Richard III, snooker and probability
One thing of which we can be certain is that Richard III never played snooker. It was not invented until 1875 in Jabalpur by a Colonel Chamberlain (1). Nevertheless, it is an excellent vehicle for demonstrating the laws of probability with particular reference to the descent of the Plantagenet Y-chromosome from Edward III.
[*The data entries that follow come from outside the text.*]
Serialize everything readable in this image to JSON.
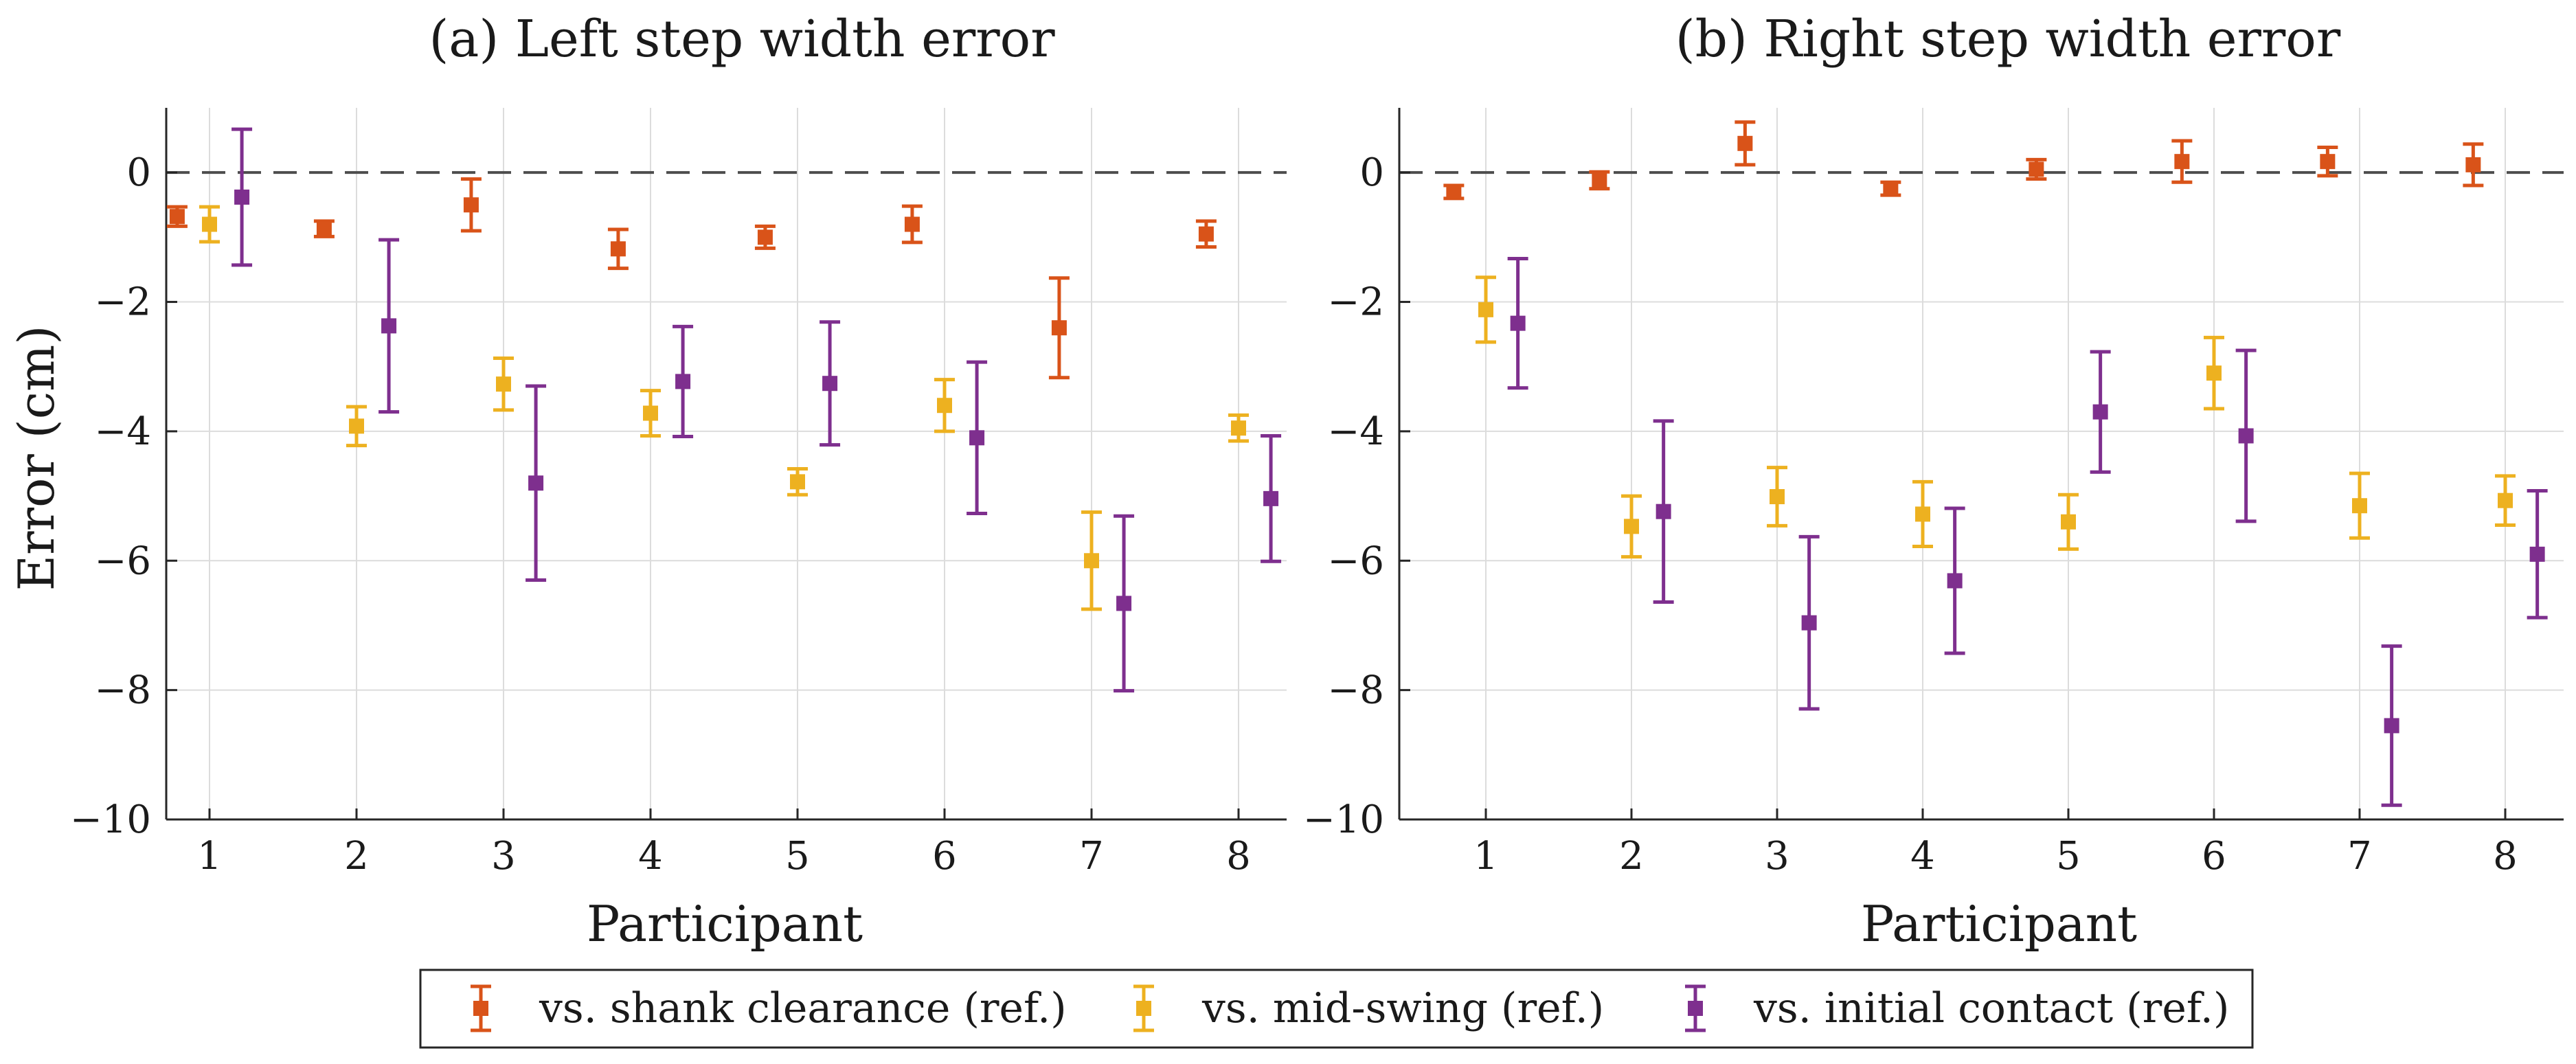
{
  "chart_data": {
    "type": "errorbar",
    "ylabel": "Error (cm)",
    "ylim": [
      -10,
      1
    ],
    "yticks": [
      0,
      -2,
      -4,
      -6,
      -8,
      -10
    ],
    "ytick_labels": [
      "0",
      "−2",
      "−4",
      "−6",
      "−8",
      "−10"
    ],
    "xlabel": "Participant",
    "categories": [
      "1",
      "2",
      "3",
      "4",
      "5",
      "6",
      "7",
      "8"
    ],
    "reference_line": 0,
    "grid": true,
    "legend": {
      "placement": "bottom-center",
      "entries": [
        {
          "label": "vs. shank clearance (ref.)",
          "color": "#d95319"
        },
        {
          "label": "vs. mid-swing (ref.)",
          "color": "#edb120"
        },
        {
          "label": "vs. initial contact (ref.)",
          "color": "#7e2f8e"
        }
      ]
    },
    "panels": [
      {
        "title": "(a) Left step width error",
        "series": [
          {
            "name": "vs. shank clearance (ref.)",
            "color": "#d95319",
            "mean": [
              -0.68,
              -0.87,
              -0.5,
              -1.18,
              -1.0,
              -0.8,
              -2.4,
              -0.95
            ],
            "err": [
              0.15,
              0.12,
              0.4,
              0.3,
              0.17,
              0.28,
              0.77,
              0.2
            ]
          },
          {
            "name": "vs. mid-swing (ref.)",
            "color": "#edb120",
            "mean": [
              -0.8,
              -3.92,
              -3.27,
              -3.72,
              -4.78,
              -3.6,
              -6.0,
              -3.95
            ],
            "err": [
              0.27,
              0.3,
              0.4,
              0.35,
              0.2,
              0.4,
              0.75,
              0.2
            ]
          },
          {
            "name": "vs. initial contact (ref.)",
            "color": "#7e2f8e",
            "mean": [
              -0.38,
              -2.37,
              -4.8,
              -3.23,
              -3.26,
              -4.1,
              -6.66,
              -5.04
            ],
            "err": [
              1.05,
              1.33,
              1.5,
              0.85,
              0.95,
              1.17,
              1.35,
              0.97
            ]
          }
        ]
      },
      {
        "title": "(b) Right step width error",
        "series": [
          {
            "name": "vs. shank clearance (ref.)",
            "color": "#d95319",
            "mean": [
              -0.3,
              -0.12,
              0.45,
              -0.25,
              0.05,
              0.17,
              0.17,
              0.12
            ],
            "err": [
              0.1,
              0.13,
              0.33,
              0.1,
              0.15,
              0.32,
              0.22,
              0.32
            ]
          },
          {
            "name": "vs. mid-swing (ref.)",
            "color": "#edb120",
            "mean": [
              -2.12,
              -5.47,
              -5.01,
              -5.28,
              -5.4,
              -3.1,
              -5.15,
              -5.07
            ],
            "err": [
              0.5,
              0.47,
              0.45,
              0.5,
              0.42,
              0.55,
              0.5,
              0.38
            ]
          },
          {
            "name": "vs. initial contact (ref.)",
            "color": "#7e2f8e",
            "mean": [
              -2.33,
              -5.24,
              -6.96,
              -6.31,
              -3.7,
              -4.07,
              -8.55,
              -5.9
            ],
            "err": [
              1.0,
              1.4,
              1.33,
              1.12,
              0.93,
              1.32,
              1.23,
              0.98
            ]
          }
        ]
      }
    ]
  }
}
Imagine that you have walked into a snooker club where a member lends you four white balls and fifteen reds, the white balls obviously from more than one set, but in a drawstring bag. The cue balls represent the paternal links from Edward III to Richard III and the reds represent the descent from Edward III to Henry, 5th Duke of Beaufort (2). We already know that the 5th Duke’s living putative descendants have a different Y-haplogroup to Richard III, indicating that there is at least one “false paternity event” in one or both lines, but “Somerset 3” has a different Y-chromosome to his putative cousins, showing that another such has occurred at some time since 1760.
The bag is now held towards you and you are invited to insert your hand and withdraw a ball but you cannot discern its colour until you are holding it outside the bag – we are assuming randomness a priori. The probability of one random ball being red is 15/19 or approximately 79%. If you withdrew two balls, the probability of both being red is 15×14/19×18 or about 61%. The probability of three balls all being red is 15x14x13/19x18x17 or about 47%.
The probability of any paternal link in these chains being false is the same as stated above. We only know that there is one such event and it is 79% likely to have been in the descent to the 5th Duke but 21% to Richard. We cannot yet assume there to be more than one broken link in either chain and it would take three “milkmen” for the red ball (Beaufort) probability to fall below 50% and for a York false paternity event to be probable.